The latest education invention of this government? Excluding poor students

OhOver the past decade, students in England have been plagued by reforms that have made their lives worse. It began in 2012, when the coalition government decided to allow universities to triple tuition fees to £ 9,000 a year. This continued with the cancellation of maintenance grants in 2016, and the ministers’ failure to address student housing costs, which have increased by 60% since 2011.

Now, in a long-awaited response to the 2019 Agar Review of post-18 education, Boris Johnson’s government is proposing further changes that have gone under the radar – and we can’t let it go away from them.

As part of the plan announced by University Minister Michelle Donellan on 24 February, it wants to introduce a minimum entry requirement to stop students who have not passed GCSEs or A-Level 2 Es in English and Mathematics. Student loan. It says that social mobility cannot be achieved by pushing young people to university, but it totally misses the point. Proposals will hold back those who struggle with specific academic subjects, but whose talents will shine in a particular field later in their educational journey. How many of us graduates who could not go to university because they did not meet this arbitrary goal? It is not the youth of the country estate who will be affected, but those of the council estate.

It is part of an ideological, backward and unethical move that amounts to an attack on opportunity. The plan to cap student numbers for courses designated as “low quality” – which will limit the number of students able to participate in courses that are not considered economically viable – is nothing more than a cover to cut the wings of students’ dreams.

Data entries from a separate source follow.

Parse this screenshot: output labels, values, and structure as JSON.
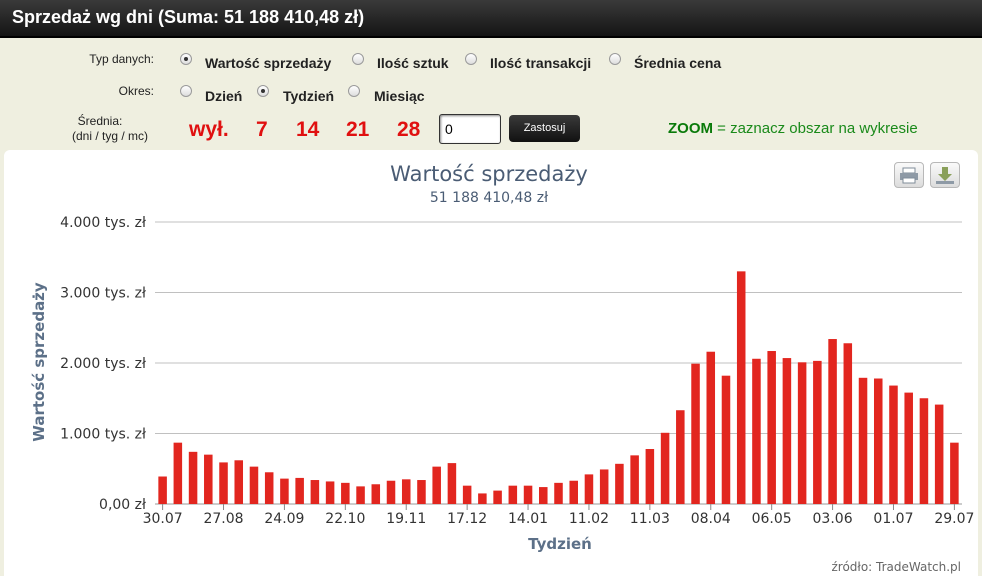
{
  "header": {
    "title": "Sprzedaż wg dni (Suma: 51 188 410,48 zł)"
  },
  "controls": {
    "data_type_label": "Typ danych:",
    "data_type_options": [
      {
        "label": "Wartość sprzedaży",
        "selected": true
      },
      {
        "label": "Ilość sztuk",
        "selected": false
      },
      {
        "label": "Ilość transakcji",
        "selected": false
      },
      {
        "label": "Średnia cena",
        "selected": false
      }
    ],
    "period_label": "Okres:",
    "period_options": [
      {
        "label": "Dzień",
        "selected": false
      },
      {
        "label": "Tydzień",
        "selected": true
      },
      {
        "label": "Miesiąc",
        "selected": false
      }
    ],
    "average_label_1": "Średnia:",
    "average_label_2": "(dni / tyg / mc)",
    "average_options": [
      "wył.",
      "7",
      "14",
      "21",
      "28"
    ],
    "average_input_value": "0",
    "apply_label": "Zastosuj",
    "zoom_keyword": "ZOOM",
    "zoom_text": " = zaznacz obszar na wykresie"
  },
  "icons": {
    "print": "printer-icon",
    "download": "download-icon"
  },
  "colors": {
    "bar": "#e2261f",
    "grid": "#c0c0c0",
    "title": "#4a5c74",
    "axis_title": "#5c7088",
    "zoom": "#1a8a1a",
    "average": "#e01010"
  },
  "chart_data": {
    "type": "bar",
    "title": "Wartość sprzedaży",
    "subtitle": "51 188 410,48 zł",
    "xlabel": "Tydzień",
    "ylabel": "Wartość sprzedaży",
    "ylim": [
      0,
      4000
    ],
    "y_ticks": [
      0,
      1000,
      2000,
      3000,
      4000
    ],
    "y_tick_labels": [
      "0,00 zł",
      "1.000 tys. zł",
      "2.000 tys. zł",
      "3.000 tys. zł",
      "4.000 tys. zł"
    ],
    "x_tick_labels": [
      "30.07",
      "27.08",
      "24.09",
      "22.10",
      "19.11",
      "17.12",
      "14.01",
      "11.02",
      "11.03",
      "08.04",
      "06.05",
      "03.06",
      "01.07",
      "29.07"
    ],
    "grid": true,
    "legend": false,
    "source": "źródło: TradeWatch.pl",
    "series": [
      {
        "values": [
          390,
          870,
          740,
          700,
          590,
          620,
          530,
          450,
          360,
          370,
          340,
          320,
          300,
          250,
          280,
          330,
          350,
          340,
          530,
          580,
          260,
          150,
          190,
          260,
          260,
          240,
          300,
          330,
          420,
          490,
          570,
          690,
          780,
          1010,
          1330,
          1990,
          2160,
          1820,
          3300,
          2060,
          2170,
          2070,
          2010,
          2030,
          2340,
          2280,
          1790,
          1780,
          1680,
          1580,
          1500,
          1410,
          870
        ]
      }
    ]
  },
  "footer": {
    "source": "źródło: TradeWatch.pl"
  }
}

That’s not all. In addition to the cost of living, which former government ministers have told us will make for the toughest economic year we’ve ever seen, the Tories want to impose an additional £ 54,000 debt burden on students. From 2023, they want to lower the payroll threshold where future graduates pay off student loans of £ 25,000, and to increase the repayment period of student loans from 30 to 40 years. With inflation already hovering above 5%, household energy bills are expected to reach 4,000 by the end of 2022, and revenues are facing their biggest decline since the 1970s, making it unbelievable that they would make higher education more expensive. Trying They are not only attacking the current undergraduates who will enter the increasingly expensive world, but they are discouraging education – the good of a public that serves all societies.

When has it become a smart economic model to force millions of young people into debt for life? The students had a thought throughout the epidemic, but it was a new low. Meg Hillier, chair of the Public Accounts Committee, is right – students deserve better.

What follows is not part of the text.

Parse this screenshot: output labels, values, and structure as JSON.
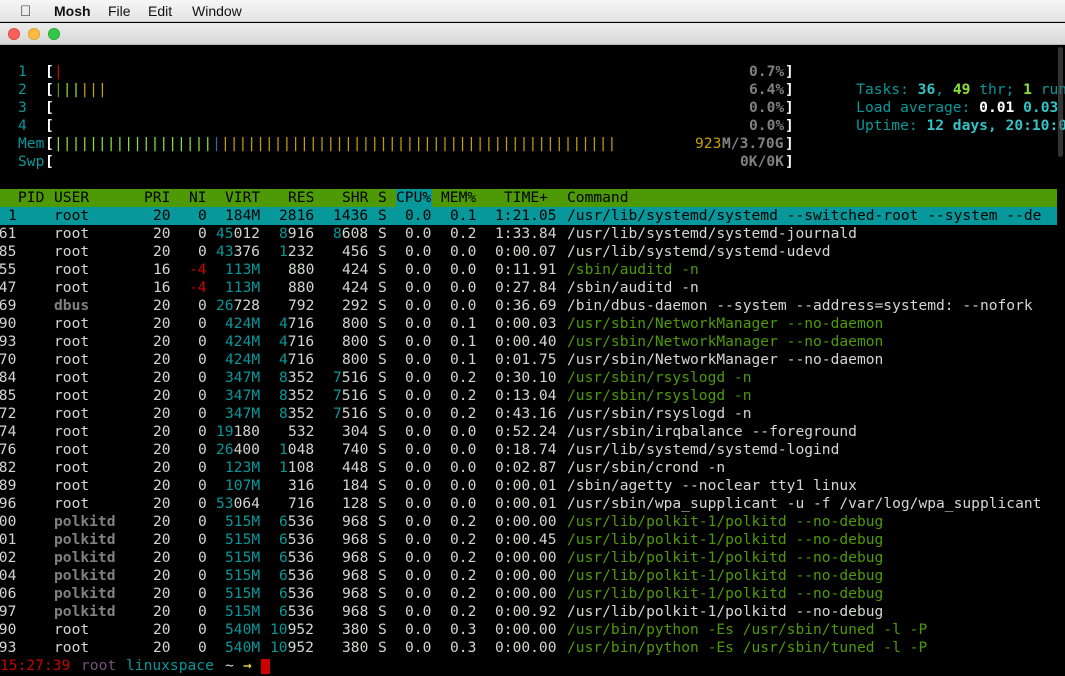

You will be forgiven for thinking it can’t be so bad. They must have offered a dessert to make things more manageable? Not sadly. For all the flaws in the review, Agar made it clear that maintenance grants for poor students must be reintroduced, as well as any reforms in higher education. The government did not mention it when it announced its plans last month.

Radical change is needed, and thousands of students demanded it during the strike. I am so proud to be part of the reorganization of our movement for almost two years now that I have become the Vice-President of the National Union of Students for Higher Education. As I prepare to hand over the reins to a team of our next officers, it seems that NUS has proudly regained its radical roots in its centenary year.

There is still much to fight against. We will continue to protest against this ideological, backward and immoral attack of the government against the students. Recent announcements have made it clear that we need something completely different. We must give ourselves space to push for an alternative: a system that is fully funded and accessible to everyone. The student strike this month began this journey, but it certainly will not end.